Às vésperas de completar 90 anos, a escritora faz das memórias uma contínua celebração da vida e lembra sua trajetória sempre marcada por 'vocação e paixão'
Lygia Fagundes Telles mora quase na esquina da rua Oscar Freire, em São Paulo. Sai pouco de casa mas, quando sai, gosta de conversar com leitores, a quem chama de cúmplices, adora quando eles vêm lhe tomar satisfação sobre um personagem. De quando em vez, janta fora com amigos. Vai quase toda semana ao chá da Academia Paulista de Letras. À Academia Brasileira, no Rio, vai pouco agora, porque anda de birra com aviões e aeroportos, “muitos cheios e apertados”. É avó duas vezes, de Lúcia e Margarida; bisavó de Marina e ainda fuma cigarro “quando dá aquela saudade”. Lygia é, sobretudo, escritora (acima, ela lê trecho do conto “A disciplina do amor”). Considerada uma das melhores ficcionistas brasileiras, autora de romances como “As meninas” e “Ciranda de pedra”, entre outros clássicos, gosta de “lutar com as palavras”, como dizia o amigo Carlos Drummond de Andrade. E comemora 90 anos no próximo dia 19 sem nunca ter parado de escrever, desde menina. Inéditos? Sim, ela tem. Festa? Não, ela não quer chá especial na Academia, nem vai ao Rio para as homenagens que acontecerão dia 18 no Instituto Moreira Salles (IMS), para onde doou seu acervo em 2004. Lygia, no entanto, agradece o carinho.
— Tenho birra de aniversário desde os 10 anos, quando já escrevia e minha mãe me preparou uma festa linda. Minhas amigas não apareceram. Eu era “alucinadote”, esqueci de dar os convites e só descobri quando a festa já tinha começado. Aniversário é uma data boa quando se é jovem. Depois da velhice brutal, chega, não quero mais.
O encontro acontece em seu apartamento. Quem lê assim esta frase, logo no início da conversa, pode achar que Lygia entristeceu. Bobagem. A “velhice brutal” é dita repleta de doçura, com um sorriso largo no rosto (“A Clarice Lispector, que quase nunca sorria, dizia para eu rir menos se quisesse ser levada a sério, mas não adianta, sou risonha mesmo”).

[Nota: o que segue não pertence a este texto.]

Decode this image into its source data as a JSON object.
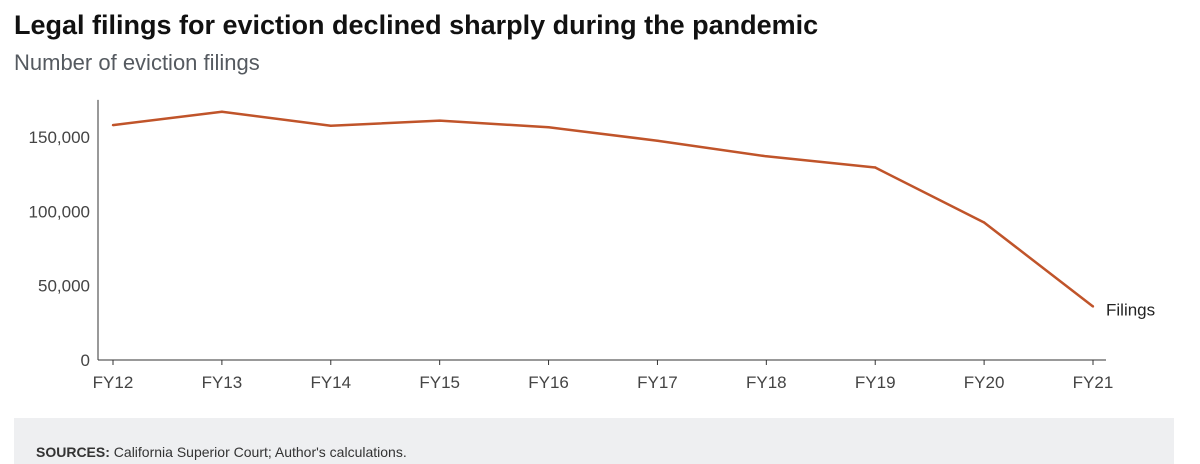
{
  "header": {
    "title": "Legal filings for eviction declined sharply during the pandemic",
    "subtitle": "Number of eviction filings"
  },
  "footer": {
    "sources_label": "SOURCES:",
    "sources_text": " California Superior Court; Author's calculations."
  },
  "colors": {
    "line": "#c0542a",
    "axis": "#333333"
  },
  "chart_data": {
    "type": "line",
    "title": "Legal filings for eviction declined sharply during the pandemic",
    "subtitle": "Number of eviction filings",
    "xlabel": "",
    "ylabel": "",
    "categories": [
      "FY12",
      "FY13",
      "FY14",
      "FY15",
      "FY16",
      "FY17",
      "FY18",
      "FY19",
      "FY20",
      "FY21"
    ],
    "series": [
      {
        "name": "Filings",
        "values": [
          158000,
          167000,
          157500,
          161000,
          156500,
          147500,
          137000,
          129500,
          92500,
          36000
        ]
      }
    ],
    "ylim": [
      0,
      175000
    ],
    "yticks": [
      0,
      50000,
      100000,
      150000
    ],
    "ytick_labels": [
      "0",
      "50,000",
      "100,000",
      "150,000"
    ],
    "grid": false,
    "legend": "end-of-line label"
  }
}
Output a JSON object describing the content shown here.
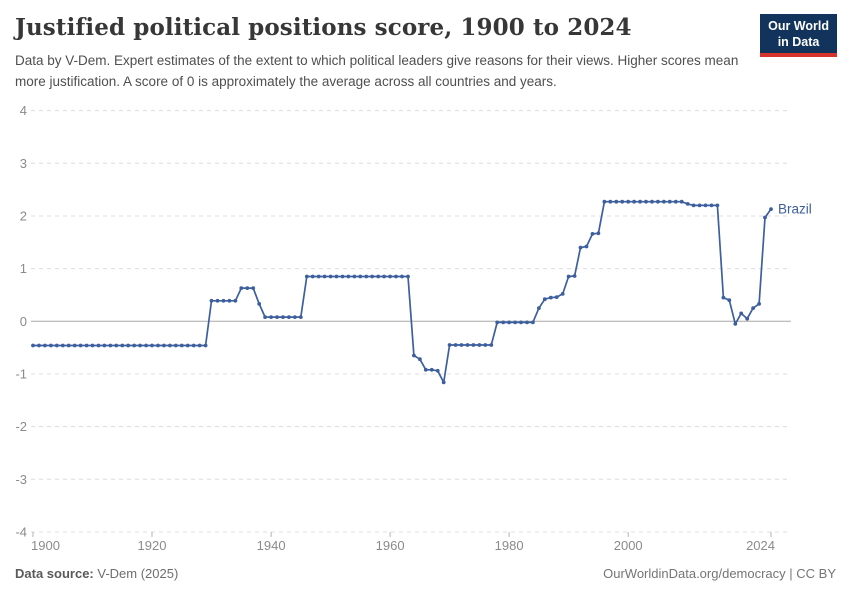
{
  "header": {
    "title": "Justified political positions score, 1900 to 2024",
    "subtitle": "Data by V-Dem. Expert estimates of the extent to which political leaders give reasons for their views. Higher scores mean more justification. A score of 0 is approximately the average across all countries and years.",
    "logo": {
      "line1": "Our World",
      "line2": "in Data",
      "bg_color": "#12335c",
      "stripe_color": "#d4342c"
    }
  },
  "chart_data": {
    "type": "line",
    "title": "Justified political positions score, 1900 to 2024",
    "xlabel": "",
    "ylabel": "",
    "xlim": [
      1900,
      2024
    ],
    "ylim": [
      -4,
      4
    ],
    "x_ticks": [
      1900,
      1920,
      1940,
      1960,
      1980,
      2000,
      2024
    ],
    "y_ticks": [
      4,
      3,
      2,
      1,
      0,
      -1,
      -2,
      -3,
      -4
    ],
    "grid": "horizontal-dashed",
    "legend_position": "end-of-line-label",
    "series": [
      {
        "name": "Brazil",
        "color": "#3d5f9e",
        "start_year": 1900,
        "values": [
          -0.46,
          -0.46,
          -0.46,
          -0.46,
          -0.46,
          -0.46,
          -0.46,
          -0.46,
          -0.46,
          -0.46,
          -0.46,
          -0.46,
          -0.46,
          -0.46,
          -0.46,
          -0.46,
          -0.46,
          -0.46,
          -0.46,
          -0.46,
          -0.46,
          -0.46,
          -0.46,
          -0.46,
          -0.46,
          -0.46,
          -0.46,
          -0.46,
          -0.46,
          -0.46,
          0.39,
          0.39,
          0.39,
          0.39,
          0.39,
          0.63,
          0.63,
          0.63,
          0.33,
          0.08,
          0.08,
          0.08,
          0.08,
          0.08,
          0.08,
          0.08,
          0.85,
          0.85,
          0.85,
          0.85,
          0.85,
          0.85,
          0.85,
          0.85,
          0.85,
          0.85,
          0.85,
          0.85,
          0.85,
          0.85,
          0.85,
          0.85,
          0.85,
          0.85,
          -0.65,
          -0.72,
          -0.92,
          -0.92,
          -0.94,
          -1.16,
          -0.45,
          -0.45,
          -0.45,
          -0.45,
          -0.45,
          -0.45,
          -0.45,
          -0.45,
          -0.02,
          -0.02,
          -0.02,
          -0.02,
          -0.02,
          -0.02,
          -0.02,
          0.25,
          0.42,
          0.45,
          0.46,
          0.52,
          0.85,
          0.86,
          1.4,
          1.42,
          1.66,
          1.67,
          2.27,
          2.27,
          2.27,
          2.27,
          2.27,
          2.27,
          2.27,
          2.27,
          2.27,
          2.27,
          2.27,
          2.27,
          2.27,
          2.27,
          2.23,
          2.2,
          2.2,
          2.2,
          2.2,
          2.2,
          0.45,
          0.4,
          -0.05,
          0.15,
          0.05,
          0.25,
          0.33,
          1.97,
          2.13
        ]
      }
    ]
  },
  "footer": {
    "source_label": "Data source:",
    "source_value": " V-Dem (2025)",
    "right_text": "OurWorldinData.org/democracy | CC BY"
  }
}
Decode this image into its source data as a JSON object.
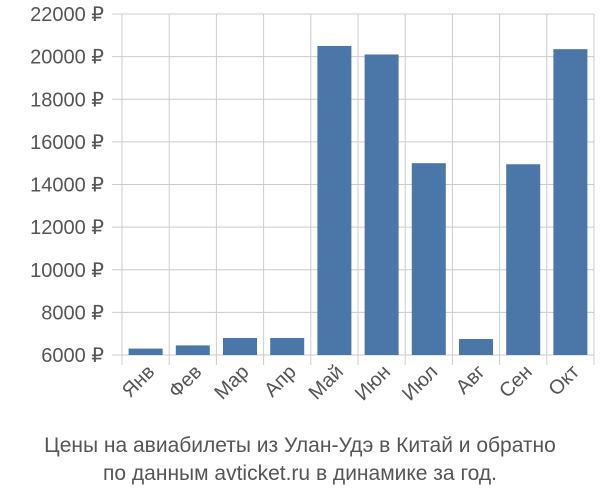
{
  "chart_data": {
    "type": "bar",
    "categories": [
      "Янв",
      "Фев",
      "Мар",
      "Апр",
      "Май",
      "Июн",
      "Июл",
      "Авг",
      "Сен",
      "Окт"
    ],
    "values": [
      6300,
      6450,
      6800,
      6800,
      20500,
      20100,
      15000,
      6750,
      14950,
      20350
    ],
    "ylim": [
      6000,
      22000
    ],
    "yticks": [
      6000,
      8000,
      10000,
      12000,
      14000,
      16000,
      18000,
      20000,
      22000
    ],
    "ytick_labels": [
      "6000 ₽",
      "8000 ₽",
      "10000 ₽",
      "12000 ₽",
      "14000 ₽",
      "16000 ₽",
      "18000 ₽",
      "20000 ₽",
      "22000 ₽"
    ],
    "grid": true,
    "colors": {
      "bar": "#4a76a8",
      "grid": "#cccccc",
      "text": "#555555"
    },
    "caption_line1": "Цены на авиабилеты из Улан-Удэ в Китай и обратно",
    "caption_line2": "по данным avticket.ru в динамике за год."
  }
}
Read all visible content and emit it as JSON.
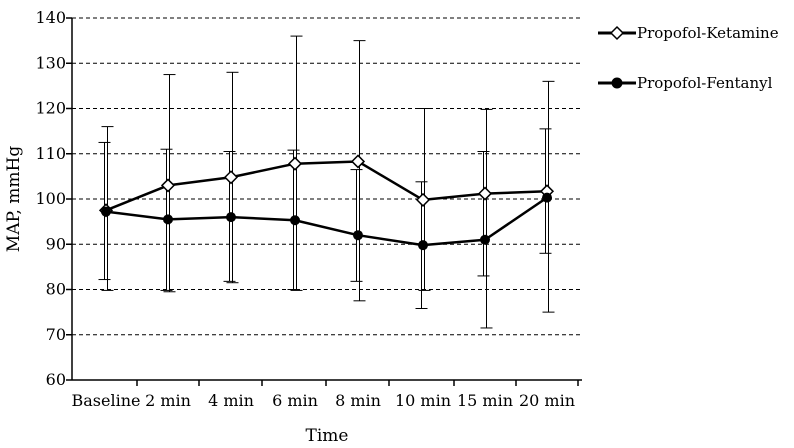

As frases vêm acompanhadas de presentinhos. Lygia oferece fotos, de 1941, com as amigas de da Faculdade de Direito do Largo São Francisco (“éramos poucas e todas virgens, acabei me casando com um professor”, conta, lembrando sua união com Goffredo da Silva Telles Júnior, da qual nasceu seu único filho, Goffredo Neto, morto em 2006). Distribui, com dedicatória, seu livro preferido, “A disciplina do amor” (Companhia das Letras), reeditado com carinho por ela mesma em 2010 — além de vários recortes com textos seus e do segundo marido, o cineasta Paulo Emílio Sales Gomes. Lamenta não ter para dar a cópia de uma em que aparece, com Paulo Emílio, no túmulo de Karl Marx no Cemitério de Highgate, em Londres. A imagem foi capturada pelo jornalista Vladimir Herzog, em 1970, cinco anos antes de ele ser morto pela ditadura.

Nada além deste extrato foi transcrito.